Successful change also requires preparation and education. We prepared teams with change-management workshops and targeted training (learning Angular) to ensure everyone was equipped to handle the rollout. To keep moving forward, our employees own the changes and are driving continuous improvement by identifying ideas and opportunities.  

Communication starts with clarity of mission.’’ 

How do you keep communication strong as your company scales — both from the top down and the bottom up?

Communication starts with clarity of mission. We publish and share the strategy map we develop each year and we use it to track and communicate our progress. The alignment creates the context for our communications throughout the year.

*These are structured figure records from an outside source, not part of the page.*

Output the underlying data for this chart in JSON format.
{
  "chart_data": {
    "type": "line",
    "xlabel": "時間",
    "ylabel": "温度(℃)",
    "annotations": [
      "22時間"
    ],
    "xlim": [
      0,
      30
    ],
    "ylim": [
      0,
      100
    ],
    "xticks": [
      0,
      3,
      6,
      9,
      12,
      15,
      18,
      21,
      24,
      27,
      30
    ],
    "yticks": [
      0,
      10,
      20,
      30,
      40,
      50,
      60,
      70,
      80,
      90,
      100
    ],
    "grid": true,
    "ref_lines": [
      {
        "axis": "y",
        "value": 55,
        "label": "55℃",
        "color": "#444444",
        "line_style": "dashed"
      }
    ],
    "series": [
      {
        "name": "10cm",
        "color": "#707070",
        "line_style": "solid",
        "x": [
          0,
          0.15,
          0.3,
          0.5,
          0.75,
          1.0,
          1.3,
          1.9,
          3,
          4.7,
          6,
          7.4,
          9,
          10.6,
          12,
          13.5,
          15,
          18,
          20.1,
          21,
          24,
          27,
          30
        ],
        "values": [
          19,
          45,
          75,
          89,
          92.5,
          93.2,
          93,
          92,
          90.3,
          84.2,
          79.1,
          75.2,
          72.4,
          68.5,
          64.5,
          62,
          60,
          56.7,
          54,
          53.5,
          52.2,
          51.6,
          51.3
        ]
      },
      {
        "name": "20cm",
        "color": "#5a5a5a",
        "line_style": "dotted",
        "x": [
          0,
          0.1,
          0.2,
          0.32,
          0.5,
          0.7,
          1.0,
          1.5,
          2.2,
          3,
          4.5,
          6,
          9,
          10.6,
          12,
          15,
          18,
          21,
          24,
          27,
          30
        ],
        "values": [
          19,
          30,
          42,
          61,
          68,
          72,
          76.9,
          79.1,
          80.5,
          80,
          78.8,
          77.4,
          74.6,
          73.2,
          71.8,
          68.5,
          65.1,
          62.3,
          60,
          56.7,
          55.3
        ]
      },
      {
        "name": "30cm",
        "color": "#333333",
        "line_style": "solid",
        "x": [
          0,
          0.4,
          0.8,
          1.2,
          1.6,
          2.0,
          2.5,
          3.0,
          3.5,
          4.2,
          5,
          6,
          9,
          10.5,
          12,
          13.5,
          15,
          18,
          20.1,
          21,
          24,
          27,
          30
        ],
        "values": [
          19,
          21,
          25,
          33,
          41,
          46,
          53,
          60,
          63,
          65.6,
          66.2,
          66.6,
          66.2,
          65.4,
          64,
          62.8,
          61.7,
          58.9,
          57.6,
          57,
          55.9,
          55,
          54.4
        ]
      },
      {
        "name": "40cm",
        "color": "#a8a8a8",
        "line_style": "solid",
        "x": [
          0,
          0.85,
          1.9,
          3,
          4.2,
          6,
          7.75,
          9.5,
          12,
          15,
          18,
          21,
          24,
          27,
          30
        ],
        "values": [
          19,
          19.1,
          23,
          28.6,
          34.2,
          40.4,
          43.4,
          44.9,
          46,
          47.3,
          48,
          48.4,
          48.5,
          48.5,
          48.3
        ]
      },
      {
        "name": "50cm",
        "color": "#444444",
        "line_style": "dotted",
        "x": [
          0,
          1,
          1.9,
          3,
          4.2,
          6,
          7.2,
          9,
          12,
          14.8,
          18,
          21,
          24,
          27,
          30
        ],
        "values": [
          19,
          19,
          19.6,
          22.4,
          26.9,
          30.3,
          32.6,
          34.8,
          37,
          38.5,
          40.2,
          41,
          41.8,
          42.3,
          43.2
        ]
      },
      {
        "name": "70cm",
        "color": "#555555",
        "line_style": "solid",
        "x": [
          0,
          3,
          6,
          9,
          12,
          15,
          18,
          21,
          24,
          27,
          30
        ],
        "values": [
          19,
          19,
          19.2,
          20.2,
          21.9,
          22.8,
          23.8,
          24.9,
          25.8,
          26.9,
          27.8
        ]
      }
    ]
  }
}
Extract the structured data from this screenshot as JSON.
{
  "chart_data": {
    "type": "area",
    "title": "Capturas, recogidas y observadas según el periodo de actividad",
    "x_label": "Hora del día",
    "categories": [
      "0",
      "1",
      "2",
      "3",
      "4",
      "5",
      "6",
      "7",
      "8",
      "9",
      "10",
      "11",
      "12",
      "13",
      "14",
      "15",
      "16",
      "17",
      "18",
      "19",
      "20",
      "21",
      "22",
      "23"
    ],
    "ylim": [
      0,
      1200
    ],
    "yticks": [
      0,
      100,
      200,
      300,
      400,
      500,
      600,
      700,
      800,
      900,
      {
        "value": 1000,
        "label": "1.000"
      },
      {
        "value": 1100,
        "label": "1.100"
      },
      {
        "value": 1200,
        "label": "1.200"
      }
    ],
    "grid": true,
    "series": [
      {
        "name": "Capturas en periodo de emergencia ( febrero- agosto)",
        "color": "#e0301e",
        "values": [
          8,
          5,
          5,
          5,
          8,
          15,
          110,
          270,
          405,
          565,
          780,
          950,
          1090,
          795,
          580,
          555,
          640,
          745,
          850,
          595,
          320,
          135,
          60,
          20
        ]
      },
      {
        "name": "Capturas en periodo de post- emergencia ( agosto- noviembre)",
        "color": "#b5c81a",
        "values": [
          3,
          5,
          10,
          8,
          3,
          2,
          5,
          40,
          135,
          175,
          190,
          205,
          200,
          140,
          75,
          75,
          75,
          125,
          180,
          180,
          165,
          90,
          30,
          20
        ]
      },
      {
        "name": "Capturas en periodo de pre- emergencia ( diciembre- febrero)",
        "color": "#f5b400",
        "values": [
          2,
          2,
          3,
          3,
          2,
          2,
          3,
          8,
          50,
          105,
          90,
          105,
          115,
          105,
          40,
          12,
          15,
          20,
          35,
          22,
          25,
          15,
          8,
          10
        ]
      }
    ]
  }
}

By relating decisions and updates back to the strategy, employees are able to understand the “why” behind our strategic initiatives and see the impact of their work on the company’s success. 

The strategy map and initiatives are at the heart of our approach to communications, helping us build a high-level awareness of what we’re doing and why. 

 

Strata
Strata Decision Technology

When Strata merged two of their departments last year, Vice President of Client Services Jennifer Rauworth told us that they used an employee buy-in strategy people don’t often think about: making the transformation a source of (nuptial) fun. She emphasized the importance of quarterly engagement surveys to help leadership understand what’s working — and what's not.

 

Tell us about a time when your company went through a significant change. 

We are constantly striving to improve, for our clients and our team. Change is a part of the journey.  

Last year, we merged two of our teams to align how we work with our clients and to provide growth for our people. To enable that change, we explained the rationale to the team, so everyone understood the logic. We set goals and we planned specifics. By involving each team, we gained buy-in for the change and ensured we met their needs (like realistic processes and training). We celebrated the merge with a “wedding reception” to mark the occasion and acknowledge everyone’s hard work.

We encourage folks to share work updates, as well as personal wins.’’

How do you keep communication strong as your company scales — both from the top down and the bottom up?

Communication is crucial to directing everyone’s energy and passion to move Strata in the same direction. We use different styles and approaches to drive messaging and inform our team. 

We have a set cadence for communicating regular updates that everyone can depend on. That includes team meetings, office hours, newsletters and company-wide retreats. 

Informally, leaders spend a lot of time practicing MBWA (management by walking around). These interactions allow us to communicate and hear feedback in real time. Extensive use of Slack makes sharing quick and easy. We encourage folks to share work updates, as well as personal wins.

And while communicating is imperative, we spend time listening as well. Feedback is crucial to engagement and retention. Quarterly engagement surveys help us understand what’s working (or not). Leadership’s door is always open – and the team takes us up on it often! Individual conversations allow leaders to learn from those in the field.